Phlyctenular Keratoconjunctivitis (PKC) is nodular inflammation secondary to an allergy, hypersensitivity reaction to a foreign antigen at the cornea and conjunctiva.
Antigens of Staphylococcus aureus and Mycobacterium tuberculosis are most commonly associated.
They are more commonly seen in females than males.
In our practice, we generally see PKC patient’s come along with blepharitis. So check for any lid inflammation.
Eradication of Mycobacterium tuberculosis (TB), makes the current scenario to be rare conjunctivitis.
Phlyctenules can occur anywhere on the conjunctiva but are more common in the interpalpebral fissure and are frequently noted along the limbal region, with a marked injection of the surrounding conjunctival vessels.
The lesions may show some degree of ulceration and staining postive with fluorescein as they progress.
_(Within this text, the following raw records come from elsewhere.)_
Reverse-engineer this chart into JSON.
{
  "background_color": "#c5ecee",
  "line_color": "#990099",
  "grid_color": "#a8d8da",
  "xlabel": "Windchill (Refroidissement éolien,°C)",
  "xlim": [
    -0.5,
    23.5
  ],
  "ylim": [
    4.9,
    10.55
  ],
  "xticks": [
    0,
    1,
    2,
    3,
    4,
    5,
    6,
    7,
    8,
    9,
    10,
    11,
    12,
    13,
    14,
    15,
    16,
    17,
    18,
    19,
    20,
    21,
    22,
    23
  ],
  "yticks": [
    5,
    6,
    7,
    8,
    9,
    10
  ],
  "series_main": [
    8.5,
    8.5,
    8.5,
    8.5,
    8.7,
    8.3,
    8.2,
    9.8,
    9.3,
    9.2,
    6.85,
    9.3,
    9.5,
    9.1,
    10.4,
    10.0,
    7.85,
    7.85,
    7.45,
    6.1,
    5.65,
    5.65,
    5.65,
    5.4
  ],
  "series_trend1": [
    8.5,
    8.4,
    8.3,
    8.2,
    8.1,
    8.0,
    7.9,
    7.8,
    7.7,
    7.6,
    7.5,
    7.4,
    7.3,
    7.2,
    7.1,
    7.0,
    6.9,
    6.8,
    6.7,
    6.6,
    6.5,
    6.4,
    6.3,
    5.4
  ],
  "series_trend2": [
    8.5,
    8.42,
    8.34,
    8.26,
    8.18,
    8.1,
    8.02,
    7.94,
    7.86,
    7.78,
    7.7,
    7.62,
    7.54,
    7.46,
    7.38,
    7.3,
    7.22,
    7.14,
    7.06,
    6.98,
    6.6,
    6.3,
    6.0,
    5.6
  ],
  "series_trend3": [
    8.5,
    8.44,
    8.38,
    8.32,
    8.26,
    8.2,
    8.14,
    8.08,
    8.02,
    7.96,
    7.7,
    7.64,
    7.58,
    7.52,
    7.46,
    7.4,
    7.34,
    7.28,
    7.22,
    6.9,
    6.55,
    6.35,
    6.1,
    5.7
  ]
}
Conjunctival lesions may cause only mild to moderate irritation of the eye, whereas corneal involvement typically may have more severe pain and photophobia.
Recurrent PKC can lead to ulceration, scarring and mild to moderate vision loss.
Corneal phlyctenules begin along the limbal region and frequently degenerate to corneal ulceration and neovascularization.
How We Manage?
The first line of treatment for PKC is to decrease the inflammatory response.
PKC is generally responsive to topical steroids. So we put them under Fluorometholone (FML)
In cases with corneal ulceration or pretreatment, It’s always better to use of antibiotics along with corticosteroids. I personally prefer gatifloxacin.
In cases with multiple recurrences, or those which become steroid dependent, topical cyclosporine A is an effective treatment option.